Dünya kamuoyu Kıbrıs’ta yaşanan vahşeti bir noktaya kadar görmezden gelebilmiştir. Fakat olaylar çığırından çıkınca yabancı basın da Ada’daki katliama yer vermeye başlayacaktır. Rauf Denktaş, Kıbrıs davasının büyük neferi, uluslararası arenada diplomasi yoluyla yaşananları dünyaya anlatmak için olanca gücüyle çalışmaktadır. Fakat Ada’da da Türk’ün sesini duyuracak bir araç gerektir. Böylece, “Bayrak, bayrak, bayrak. Burası Kıbrıs Türk Mücahidi”nin sesi. Bu toprakları Yunan çizmeleri altında ezdirmemeye yemin etmiş insanların sesidir.” anonsu ile Bayrak radyosu yayın hayatına başlar. Bu öyle arkasında büyük medya patronlarının ve maddi kaynakların bulunduğu bir radyo değildir. Kıbrıs Türk’ünün evinde, arabasında bulunan aküler ve telefonlarla mücahitlerin çabasıyla yapılmış çok değerli bir yayın organıdır, Kıbrıs Türkü’nün mazlum ama gururlu sesidir.
Kenan Çoygun’un bu mücadelede düsturu Başbuğ Mustafa Kemal Atatürk’ün “Ya istiklâl, ya ölüm!” sözüdür. Mücahitlere de bu sözle moral verir. Rauf Denktaş, Kenan Çoygun ve diğer tüm mücahitler ölümü göze almışlardır. Kenan Çoygun bir taraftan istihbarat çalışmalarını yürütmekte bir taraftan askeriyle birlikte Kıbrıs sokaklarında, Beşparmak Dağları’nda yiğitçe çarpışmaktadır.. Sadece silahlı değildir mücadele, aynı zamanda psikolojik harp de yürütür.

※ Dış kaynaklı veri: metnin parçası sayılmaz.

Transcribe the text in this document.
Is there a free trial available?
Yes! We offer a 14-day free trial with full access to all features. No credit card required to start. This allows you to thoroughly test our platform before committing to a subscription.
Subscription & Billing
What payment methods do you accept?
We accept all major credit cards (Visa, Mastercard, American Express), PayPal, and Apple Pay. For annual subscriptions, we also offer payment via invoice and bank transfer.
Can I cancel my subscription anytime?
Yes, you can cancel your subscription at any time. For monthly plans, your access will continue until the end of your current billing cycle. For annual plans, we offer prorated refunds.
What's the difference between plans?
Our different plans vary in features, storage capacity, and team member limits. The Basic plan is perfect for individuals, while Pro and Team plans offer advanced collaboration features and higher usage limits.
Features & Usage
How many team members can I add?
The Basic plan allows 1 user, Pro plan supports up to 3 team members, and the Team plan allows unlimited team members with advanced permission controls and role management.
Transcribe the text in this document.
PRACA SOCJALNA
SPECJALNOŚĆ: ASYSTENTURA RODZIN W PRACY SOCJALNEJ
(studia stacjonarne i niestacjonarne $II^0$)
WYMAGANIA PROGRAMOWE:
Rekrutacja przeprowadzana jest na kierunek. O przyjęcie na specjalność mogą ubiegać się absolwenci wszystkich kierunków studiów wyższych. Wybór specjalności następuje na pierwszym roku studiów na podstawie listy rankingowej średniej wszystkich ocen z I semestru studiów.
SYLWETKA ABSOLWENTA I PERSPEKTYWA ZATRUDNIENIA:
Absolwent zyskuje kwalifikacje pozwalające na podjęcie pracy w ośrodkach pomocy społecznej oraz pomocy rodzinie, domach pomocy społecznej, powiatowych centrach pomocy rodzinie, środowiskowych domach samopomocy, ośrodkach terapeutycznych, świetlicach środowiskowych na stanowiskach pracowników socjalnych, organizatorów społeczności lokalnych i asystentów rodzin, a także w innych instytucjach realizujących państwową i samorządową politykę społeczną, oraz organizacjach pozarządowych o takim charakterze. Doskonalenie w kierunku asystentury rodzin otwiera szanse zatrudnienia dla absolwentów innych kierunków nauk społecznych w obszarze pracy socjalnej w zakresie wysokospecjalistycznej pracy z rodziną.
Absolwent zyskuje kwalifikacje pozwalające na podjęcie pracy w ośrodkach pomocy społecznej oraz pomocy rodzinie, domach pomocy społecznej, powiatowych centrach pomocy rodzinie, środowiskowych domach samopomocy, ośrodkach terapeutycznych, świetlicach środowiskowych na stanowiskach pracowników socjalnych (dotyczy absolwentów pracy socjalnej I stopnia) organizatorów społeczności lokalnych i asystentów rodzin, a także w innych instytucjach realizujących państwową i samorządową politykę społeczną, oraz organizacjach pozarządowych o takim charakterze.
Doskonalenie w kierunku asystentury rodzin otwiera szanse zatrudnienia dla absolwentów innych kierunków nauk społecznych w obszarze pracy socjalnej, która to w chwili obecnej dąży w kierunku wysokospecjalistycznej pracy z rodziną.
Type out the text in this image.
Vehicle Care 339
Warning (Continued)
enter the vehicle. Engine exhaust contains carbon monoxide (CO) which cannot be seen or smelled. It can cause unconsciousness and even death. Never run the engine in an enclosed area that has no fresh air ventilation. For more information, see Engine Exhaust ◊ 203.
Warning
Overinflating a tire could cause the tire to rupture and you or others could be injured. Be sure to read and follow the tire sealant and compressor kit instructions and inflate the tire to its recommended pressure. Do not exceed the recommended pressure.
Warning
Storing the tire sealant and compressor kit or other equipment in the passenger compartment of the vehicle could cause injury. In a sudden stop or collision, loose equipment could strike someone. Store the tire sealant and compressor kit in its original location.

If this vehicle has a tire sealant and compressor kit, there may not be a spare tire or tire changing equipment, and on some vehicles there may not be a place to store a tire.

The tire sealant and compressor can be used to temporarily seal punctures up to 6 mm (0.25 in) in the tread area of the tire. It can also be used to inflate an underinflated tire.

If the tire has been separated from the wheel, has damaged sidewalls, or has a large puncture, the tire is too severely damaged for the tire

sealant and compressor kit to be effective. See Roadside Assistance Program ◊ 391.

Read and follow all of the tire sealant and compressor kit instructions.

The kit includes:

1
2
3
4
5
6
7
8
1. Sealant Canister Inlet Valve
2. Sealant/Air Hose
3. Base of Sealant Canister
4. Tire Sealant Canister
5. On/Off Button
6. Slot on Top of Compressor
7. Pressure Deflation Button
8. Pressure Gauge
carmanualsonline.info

Mücahitlere, karşılaştıkları Rumlara asla kendi durumları hakkında kötü izlenim yaratacak şekilde konuşmamalarını sıkı sıkı tembihler. Şehirlerdeki hoparlörlerden şarkılar, türküler çalınacak; bu yolla Türklere moral verilecek, Rumların ise motivasyonu düşürülecektir. Şehir merkezlerinde bunu yaptıran Kenan Çoygun’un Beşparmak Dağları’nda nöbetteyken yardımcısından bağlamasını istemesi kimilerini şaşırtsa da o tepkilere aldırmaz. Bağlaması geldiğinde bir Dillirga türküsü tutturur. Gece boyu Beşparmak Dağları saz sesiyle ve askerlerin türküleri ile inler.
Kenan Çoygun Kıbrıs’ta geçirdiği yıllar boyunca kod adının hakkını ziyadesiyle vermiştir. Ergenekon Destanı’nda Bozkurt nasıl Türk Milleti’ne öncülük etmişse, Kenan Çoygun da Kıbrıs Türkü’nün kısılıp kaldığı dar boğazdan çıkmasına öncülük etmiştir.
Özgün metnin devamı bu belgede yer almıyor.